Линдсей искал бесплотную любовницу сегодня вечером, нуждаясь в ее мастерстве, ненавидя ее за власть, которую она над ним имела. За время пребывания в Константинополе он окончательно сдался на милость этой искусной соблазнительницы, уступил ее очарованию, позволив сковать себя цепями ее красоты – такой сладостной красоты, которая будит подзабытые чувства, забирая взамен душу…
Теперь он был зависимым, буквально одержимым. Сейчас, находясь в ловушке красного дыма, он мог признать эту ужасающую правду. Он стал зависеть от опиума точно так же, как от пищи и воздуха.
В ясном сознании, в моменты просветления, Линдсей не находил в себе сил взглянуть в глаза этой ужасающей правде, допустить, что у него есть эта слабость. Он отрицал свою зависимость, даже когда его разум горел и неистовствовал, требуя большего, даже когда его тело кричало от боли – он категорически отрицал, что нуждается в опиуме. Линдсей всегда говорил себе, что может остановиться в любой момент, когда пожелает, даже когда катал черный маслянистый комочек между пальцами и клал клейкую массу на чашу весов. Он твердил себе это, даже когда предвкушение стремительно наполняло все внутри при взгляде на то, как пламя спиртовки трепещет, пробуждаясь к жизни и нагревая опиум до тех пор, пока восхитительные серые сгустки пара не начнут подниматься от трубки. Даже тогда, ощущая владевшее им неукротимое желание вдохнуть дурманящий дым, Линдсей твердил себе, что может обойтись без наркотика.
Опиум всегда был для него лишь забавой. Тем, что помогает коротать часы безделья в компании друзей. Он – лишь любитель, это повторял себе Линдсей, откинувшись на подушки и с томительным блаженством ожидая первой затяжки.
Он рьяно отвергал свою зависимость – ровно до того мига, пока опиум не замедлял течение его крови и не утяжелял веки. В этот момент, когда разум отделялся от тела, Линдсей больше не мог отрицать тягу к опиуму. Не мог отрицать, что удовольствие, которое приносил дурман, не было сравнимо ни с чем, что он когда-либо испытывал. Это было восхитительно: не чувствовать… ничего, кроме согласия с самим собой. Необыкновенного покоя, который он не мог не признавать.
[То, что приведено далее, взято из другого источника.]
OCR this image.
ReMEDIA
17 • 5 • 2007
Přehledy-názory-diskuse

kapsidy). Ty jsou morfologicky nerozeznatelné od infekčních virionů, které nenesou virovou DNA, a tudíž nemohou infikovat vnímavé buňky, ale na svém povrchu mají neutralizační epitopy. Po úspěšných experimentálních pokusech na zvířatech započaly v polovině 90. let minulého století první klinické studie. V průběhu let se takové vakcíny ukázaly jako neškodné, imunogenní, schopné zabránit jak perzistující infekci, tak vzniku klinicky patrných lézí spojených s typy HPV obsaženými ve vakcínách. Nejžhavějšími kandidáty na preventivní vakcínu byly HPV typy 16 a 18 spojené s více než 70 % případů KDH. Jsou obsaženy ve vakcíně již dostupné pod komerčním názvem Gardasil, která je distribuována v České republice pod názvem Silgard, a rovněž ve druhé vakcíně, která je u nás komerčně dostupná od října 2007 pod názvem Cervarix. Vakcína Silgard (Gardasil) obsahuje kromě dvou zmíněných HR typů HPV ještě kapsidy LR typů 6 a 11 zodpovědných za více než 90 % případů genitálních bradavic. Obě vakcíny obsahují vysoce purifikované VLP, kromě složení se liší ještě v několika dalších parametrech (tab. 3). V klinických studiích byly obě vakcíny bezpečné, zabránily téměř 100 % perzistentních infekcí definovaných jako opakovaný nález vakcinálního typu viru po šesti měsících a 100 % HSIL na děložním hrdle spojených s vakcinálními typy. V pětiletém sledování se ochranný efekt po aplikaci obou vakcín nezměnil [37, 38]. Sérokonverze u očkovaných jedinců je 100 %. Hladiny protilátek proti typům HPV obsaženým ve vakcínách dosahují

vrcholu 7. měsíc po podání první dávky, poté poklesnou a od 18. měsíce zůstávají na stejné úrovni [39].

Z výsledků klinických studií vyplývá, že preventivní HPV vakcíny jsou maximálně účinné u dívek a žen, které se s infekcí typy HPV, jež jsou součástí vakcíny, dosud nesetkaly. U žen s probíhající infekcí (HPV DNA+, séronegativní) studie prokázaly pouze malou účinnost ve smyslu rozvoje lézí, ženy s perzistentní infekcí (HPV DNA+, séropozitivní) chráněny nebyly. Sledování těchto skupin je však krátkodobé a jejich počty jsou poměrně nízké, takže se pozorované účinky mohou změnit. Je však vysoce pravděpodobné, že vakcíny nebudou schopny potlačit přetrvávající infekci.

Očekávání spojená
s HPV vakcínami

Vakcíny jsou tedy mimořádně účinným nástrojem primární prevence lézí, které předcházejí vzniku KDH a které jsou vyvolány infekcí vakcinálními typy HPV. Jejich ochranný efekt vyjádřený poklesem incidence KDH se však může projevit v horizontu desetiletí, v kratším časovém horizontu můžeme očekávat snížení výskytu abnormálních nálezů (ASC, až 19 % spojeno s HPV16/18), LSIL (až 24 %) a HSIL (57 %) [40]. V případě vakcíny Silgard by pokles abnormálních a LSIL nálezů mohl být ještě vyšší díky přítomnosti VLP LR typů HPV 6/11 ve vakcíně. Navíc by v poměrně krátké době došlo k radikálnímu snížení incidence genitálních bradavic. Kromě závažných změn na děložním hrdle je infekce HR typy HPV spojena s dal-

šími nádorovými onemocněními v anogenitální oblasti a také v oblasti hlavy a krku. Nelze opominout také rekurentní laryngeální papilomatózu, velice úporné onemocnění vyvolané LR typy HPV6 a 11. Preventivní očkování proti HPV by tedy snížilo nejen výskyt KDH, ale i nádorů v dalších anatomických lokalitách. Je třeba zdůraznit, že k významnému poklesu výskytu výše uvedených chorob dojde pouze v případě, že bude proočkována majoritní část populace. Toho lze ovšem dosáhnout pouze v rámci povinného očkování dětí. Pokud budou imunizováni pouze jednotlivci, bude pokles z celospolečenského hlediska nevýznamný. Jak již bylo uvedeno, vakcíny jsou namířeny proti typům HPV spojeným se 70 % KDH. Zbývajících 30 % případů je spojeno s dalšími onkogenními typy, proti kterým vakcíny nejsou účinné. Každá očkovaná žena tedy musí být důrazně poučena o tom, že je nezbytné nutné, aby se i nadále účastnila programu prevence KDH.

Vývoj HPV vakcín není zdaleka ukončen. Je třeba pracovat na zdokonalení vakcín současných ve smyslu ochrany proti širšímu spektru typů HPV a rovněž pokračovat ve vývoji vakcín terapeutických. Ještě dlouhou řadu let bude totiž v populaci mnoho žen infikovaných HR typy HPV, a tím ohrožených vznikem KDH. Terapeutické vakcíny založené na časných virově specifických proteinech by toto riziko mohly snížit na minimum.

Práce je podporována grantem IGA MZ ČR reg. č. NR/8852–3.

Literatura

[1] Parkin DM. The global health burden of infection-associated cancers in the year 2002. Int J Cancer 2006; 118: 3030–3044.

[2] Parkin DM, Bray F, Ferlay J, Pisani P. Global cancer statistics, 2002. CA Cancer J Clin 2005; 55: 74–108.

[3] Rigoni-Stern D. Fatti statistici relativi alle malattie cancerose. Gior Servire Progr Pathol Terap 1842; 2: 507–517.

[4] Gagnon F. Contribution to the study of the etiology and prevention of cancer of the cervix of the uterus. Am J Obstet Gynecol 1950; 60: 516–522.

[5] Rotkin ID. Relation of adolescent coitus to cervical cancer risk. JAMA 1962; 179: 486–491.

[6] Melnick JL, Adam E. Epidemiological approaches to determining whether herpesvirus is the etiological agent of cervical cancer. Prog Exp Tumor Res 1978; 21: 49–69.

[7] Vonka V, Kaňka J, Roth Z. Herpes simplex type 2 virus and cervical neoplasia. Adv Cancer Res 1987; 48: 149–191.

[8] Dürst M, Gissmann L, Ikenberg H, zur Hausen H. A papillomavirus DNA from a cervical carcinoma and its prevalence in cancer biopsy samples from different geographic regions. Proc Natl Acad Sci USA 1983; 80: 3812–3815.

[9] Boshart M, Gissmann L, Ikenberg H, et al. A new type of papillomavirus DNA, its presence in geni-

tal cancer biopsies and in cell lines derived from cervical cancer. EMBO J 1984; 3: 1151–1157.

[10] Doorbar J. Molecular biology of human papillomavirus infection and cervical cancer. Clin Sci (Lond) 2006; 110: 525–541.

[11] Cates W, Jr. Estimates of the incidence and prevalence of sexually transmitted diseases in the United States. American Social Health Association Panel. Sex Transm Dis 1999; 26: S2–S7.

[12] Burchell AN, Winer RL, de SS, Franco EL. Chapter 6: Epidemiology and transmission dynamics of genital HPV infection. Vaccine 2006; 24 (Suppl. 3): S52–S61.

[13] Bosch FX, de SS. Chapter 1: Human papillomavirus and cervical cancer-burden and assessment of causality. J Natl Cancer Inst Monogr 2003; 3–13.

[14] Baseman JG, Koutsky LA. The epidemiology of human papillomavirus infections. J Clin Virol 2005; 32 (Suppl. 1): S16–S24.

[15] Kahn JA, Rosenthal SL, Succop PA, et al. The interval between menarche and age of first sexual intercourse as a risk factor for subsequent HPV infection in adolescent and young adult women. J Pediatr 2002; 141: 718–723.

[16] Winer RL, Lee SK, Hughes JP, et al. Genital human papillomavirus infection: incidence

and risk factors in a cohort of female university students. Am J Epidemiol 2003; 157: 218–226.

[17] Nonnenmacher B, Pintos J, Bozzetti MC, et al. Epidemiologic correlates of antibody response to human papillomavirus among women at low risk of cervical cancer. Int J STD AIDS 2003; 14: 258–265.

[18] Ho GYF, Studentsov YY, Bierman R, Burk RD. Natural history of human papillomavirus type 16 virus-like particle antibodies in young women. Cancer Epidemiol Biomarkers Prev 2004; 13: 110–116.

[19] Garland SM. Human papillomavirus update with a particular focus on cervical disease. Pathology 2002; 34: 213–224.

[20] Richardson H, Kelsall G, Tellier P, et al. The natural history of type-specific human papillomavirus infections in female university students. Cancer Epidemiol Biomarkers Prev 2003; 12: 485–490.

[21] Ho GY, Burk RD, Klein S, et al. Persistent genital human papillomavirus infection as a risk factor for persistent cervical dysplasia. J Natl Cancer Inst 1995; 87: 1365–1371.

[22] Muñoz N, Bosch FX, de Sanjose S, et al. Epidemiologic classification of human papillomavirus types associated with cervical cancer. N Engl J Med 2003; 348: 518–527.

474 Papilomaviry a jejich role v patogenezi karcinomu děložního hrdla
Даже теперь, вдыхая пары из своей любимой трубки, Линдсей уверял себя, что может остановиться, только ради одного-единственного – шанса все исправить с Анаис.
Какой коварный, убийственный фарс: убеждать себя в том, что в любую минуту можешь бросить, вдыхая очередное облако дыма, и осознавать, что это – ложь!..
Линдсею было ненавистно делать это, зная, что Анаис лежит в соседней комнате. Казалась ненавистной сама мысль о том, что она увидит его в таком состоянии. Прежде стыд никогда не был для Линдсея частью процесса курения опиума. Он всегда думал, что это так по-декадентски, так загадочно и эротично – предаваться наслаждению в притоне, с обнаженными телами и погруженными в мечтания курильщиками. Это занятие никогда не было отвратительным. Грязным. И все же сегодня вечером он чувствовал себя вымазанным грязью и виноватым, куря свою трубку, когда Анаис находилась так близко.
«Но ты нуждаешься во мне, – казалось, нашептывал ему голос бесплотной любовницы, затягивающий в пучину соблазна. – Я нужна тебе намного больше, чем она».
Линдсею было глубоко омерзительно признавать, что это была чистая правда. Им владела сильная потребность ощущать опиум в своих венах. Да, он нуждался в опиуме, но он хотел и Анаис. Желал ее больше, чем опиум.
«Ты не можешь быть с нами обеими», – тихо звучало у него в ушах.
С помощью еще одной медленной затяжки из бамбуковой трубки Линдсей заставил этот голос замолчать. Он не хотел задерживаться на подобных мыслях. Не хотел чувствовать сегодня вечером. Не хотел думать.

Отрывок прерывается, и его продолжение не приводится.